Last week I published some thoughts on failing, a post to myself but probably words many need to hear. As always I had more experience failing this week. If this had happened to me even just a couple weeks ago I would have described it as a “disaster”. Here is the story:
The Business Development Team for Envision Atlanta started a window cleaning company in the spring of 2017 (you can read more about that here if you’d like). I’ve made many mistakes along the way but after a little while, you start to believe that you should have everything figured out by now and then tend to be even harder on yourself than you should be. This is where I’ve landed, forgetting the journey of learning never ends.
Once a month we clean windows at a local thrift store. In the spring and summer, the store often uses window paint to decorate the storefront windows. Normally we just work around it and use water-less or low water cleaning techniques. This time however one of the managers asked if we would take the paint off, I immediately said yes, thinking the soapy water would take it right off. I sent the other half of my crew out to start cleaning the paint using a magic eraser. It didn’t do a thing. I then tried a razor blade specially made for windows. It was doing a poor job, but we were going to have to spend hours of extra labor to remove all the paint. After finishing the first window and starting the second it hit me. Mistake #1: not testing my tools on the paint before agreeing to do the task.
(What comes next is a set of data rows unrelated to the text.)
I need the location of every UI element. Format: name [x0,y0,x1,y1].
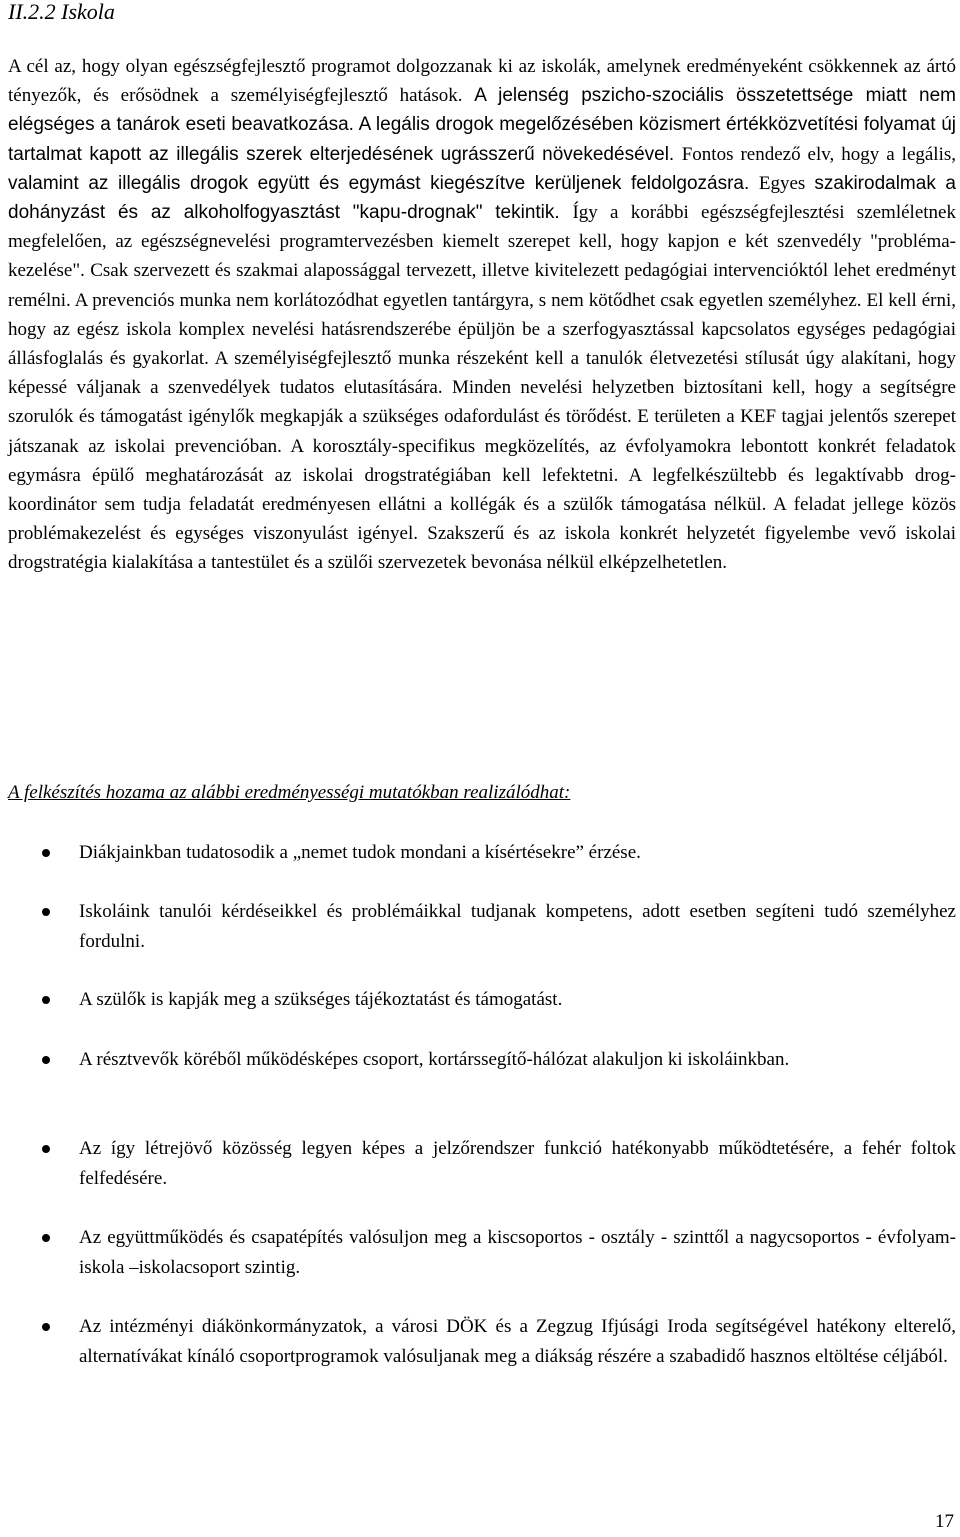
list-item-text: Az így létrejövő közösség legyen képes a jelzőrendszer funkció hatékonyabb működtetésére, a fehér foltok felfedésére. [79,1138,956,1189]
bullet-icon [42,1145,50,1153]
bullet-icon [42,849,50,857]
section-heading: II.2.2 Iskola [8,0,115,24]
list-item-text: A résztvevők köréből működésképes csoport, kortárssegítő-hálózat alakuljon ki iskoláinkban. [79,1049,790,1070]
bullet-icon [42,1323,50,1331]
body-paragraph [8,52,956,578]
results-subheading: A felkészítés hozama az alábbi eredményességi mutatókban realizálódhat: [8,782,571,803]
paragraph-segment: Így a korábbi egészségfejlesztési szemléletnek megfelelően, az egészségnevelési programtervezésben kiemelt szerepet kell, hogy kapjon e két szenvedély "probléma-kezelése". Csak szervezett és szakmai alapossággal tervezett, illetve kivitelezett pedagógiai intervencióktól lehet eredményt remélni. A prevenciós munka nem korlátozódhat egyetlen tantárgyra, s nem kötődhet csak egyetlen személyhez. El kell érni, hogy az egész iskola komplex nevelési hatásrendszerébe épüljön be a szerfogyasztással kapcsolatos egységes pedagógiai állásfoglalás és gyakorlat. A személyiségfejlesztő munka részeként kell a tanulók életvezetési stílusát úgy alakítani, hogy képessé váljanak a szenvedélyek tudatos elutasítására. Minden nevelési helyzetben biztosítani kell, hogy a segítségre szorulók és támogatást igénylők megkapják a szükséges odafordulást és törődést. E területen a KEF tagjai jelentős szerepet játszanak az iskolai prevencióban. A korosztály-specifikus megközelítés, az évfolyamokra lebontott konkrét feladatok egymásra épülő meghatározását az iskolai drogstratégiában kell lefektetni. A legfelkészültebb és legaktívabb drog-koordinátor sem tudja feladatát eredményesen ellátni a kollégák és a szülők támogatása nélkül. A feladat jellege közös problémakezelést és egységes viszonyulást igényel. Szakszerű és az iskola konkrét helyzetét figyelembe vevő iskolai drogstratégia kialakítása a tantestület és a szülői szervezetek bevonása nélkül elképzelhetetlen. [8,202,956,574]
paragraph-segment: A cél az, hogy olyan egészségfejlesztő programot dolgozzanak ki az iskolák, amelynek eredményeként csökkennek az ártó tényezők, és erősödnek a személyiségfejlesztő hatások. [8,56,956,107]
bullet-icon [42,1056,50,1064]
paragraph-segment: szakirodalmak a dohányzást és az alkoholfogyasztást "kapu-drognak" tekintik. [8,172,956,224]
list-item-text: Diákjainkban tudatosodik a „nemet tudok mondani a kísértésekre” érzése. [79,842,641,863]
page-number: 17 [935,1511,954,1532]
paragraph-segment: A jelenség pszicho-szociális összetettsége miatt nem elégséges a tanárok eseti beavatkozása. A legális drogok megelőzésében közismert értékközvetítési folyamat új tartalmat kapott az illegális szerek elterjedésének ugrásszerű növekedésével. [8,85,956,165]
paragraph-segment: Egyes [758,172,815,194]
bullet-icon [42,908,50,916]
paragraph-segment: valamint az illegális drogok együtt és egymást kiegészítve kerüljenek feldolgozásra. [8,172,759,194]
paragraph-segment: Fontos rendező elv, hogy a legális, [681,143,957,165]
list-item-text: Az együttműködés és csapatépítés valósuljon meg a kiscsoportos - osztály - szinttől a nagycsoportos - évfolyam- iskola –iskolacsoport szintig. [79,1227,956,1278]
list-item-text: A szülők is kapják meg a szükséges tájékoztatást és támogatást. [79,989,563,1010]
bullet-icon [42,1234,50,1242]
list-item-text: Az intézményi diákönkormányzatok, a városi DÖK és a Zegzug Ifjúsági Iroda segítségével hatékony elterelő, alternatívákat kínáló csoportprogramok valósuljanak meg a diákság részére a szabadidő hasznos eltöltése céljából. [79,1316,956,1367]
bullet-icon [42,996,50,1004]
list-item-text: Iskoláink tanulói kérdéseikkel és problémáikkal tudjanak kompetens, adott esetben segíteni tudó személyhez fordulni. [79,901,956,952]
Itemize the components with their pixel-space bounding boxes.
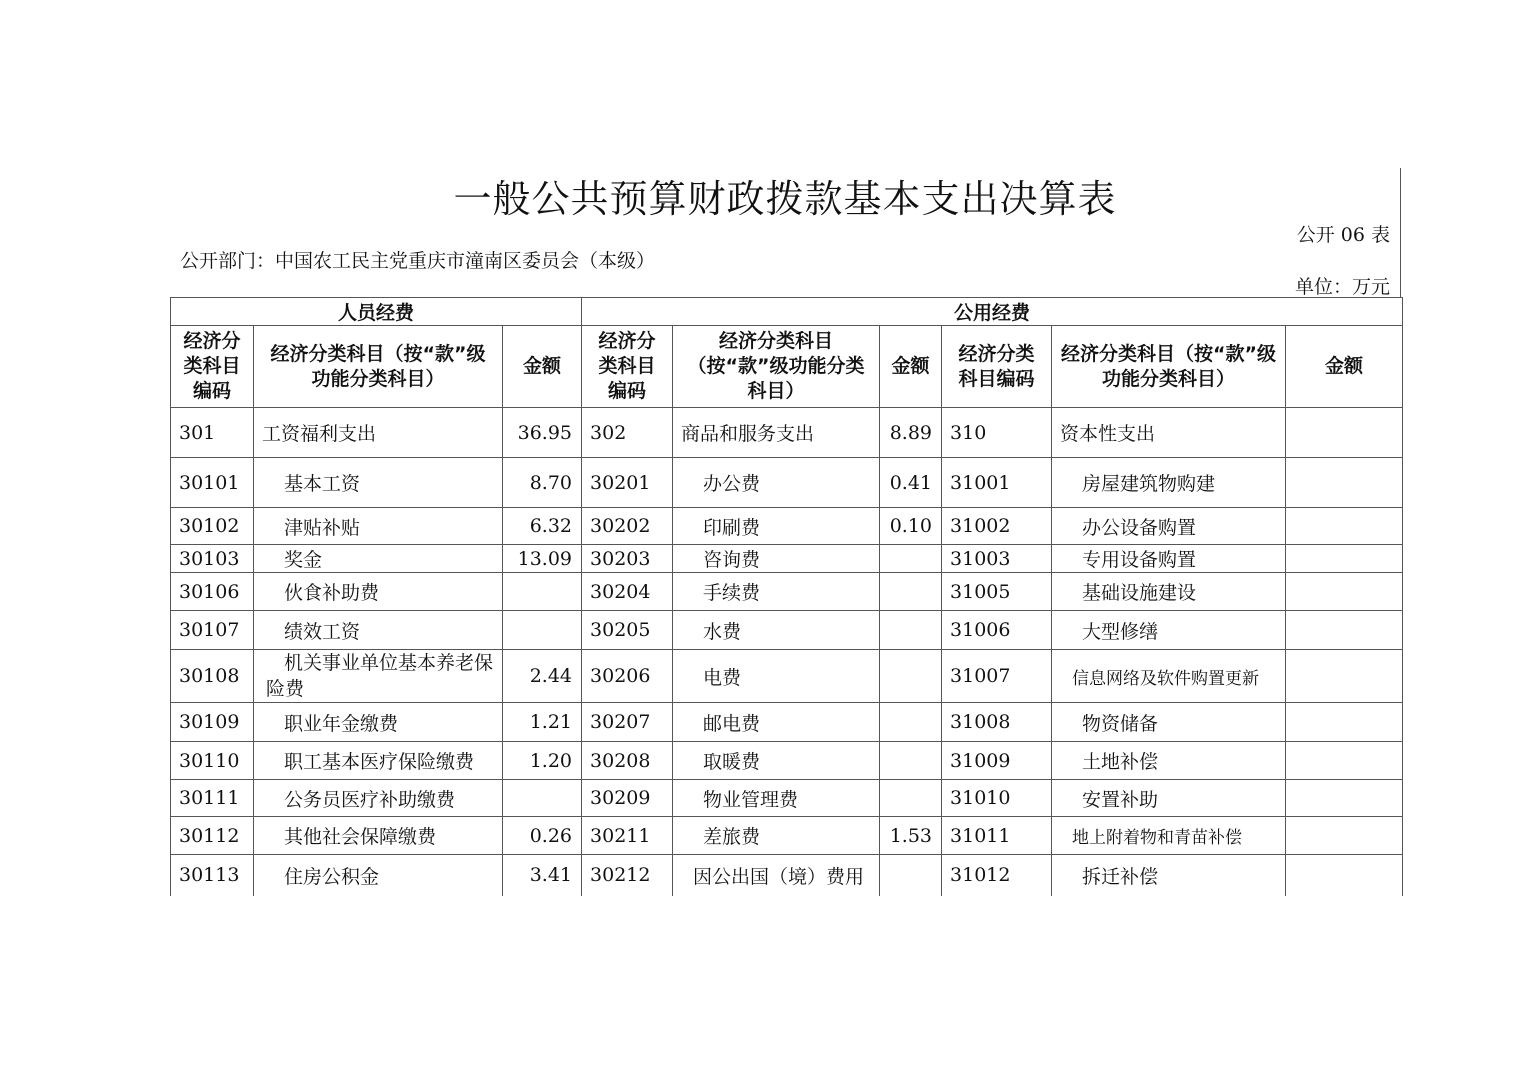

Humbled, I walked back into the store and told the manager I was going to need to charge extra for the windows, that it was going to take me hours to remove the paint. She needed to check with a superior to get the ok. I went back to work on the windows we had already started knowing that those would have to be finished regardless of the decision. She came back out and asked how much I would need to charge, “Two dollars a window, so $16 total.” It immediately sounded very low coming out of my mouth. “That’s fine,” she said with no hesitation. Mistake #2: pricing myself lower than the work is worth.
My gut had told me to ask for $5 a window and I blew it, I could have always gone down and would have probably gotten at least $3.
At this point, I was curious as to what they had used to paint the windows. Mistake #3: Not asking what they used before agreeing to any of this. Wouldn’t you know it said right on the paint marker how to remove it! At this point, my mood changed from disappointment and frustration to excitement. It was finally hitting me I was in the position to learn and to grow from my series of errors. As a window cleaning my knowledge had expanded. It was a moment of grace poor out by God. Wisdom was given and answers supplied even though I wasn’t actually looking for either, most of the time I am content to sit in my frustration, this time I got back up.
The irony in all of this is that our business team meetings are called “What Went Wrong Wednesday” (we can’t meet on Fridays due to scheduling conflicts so “Failure Friday” is not usable). The point of the meeting is to normalize failure as part of the process of growth and learning process and as a way to help each other as a team and grow us closer together.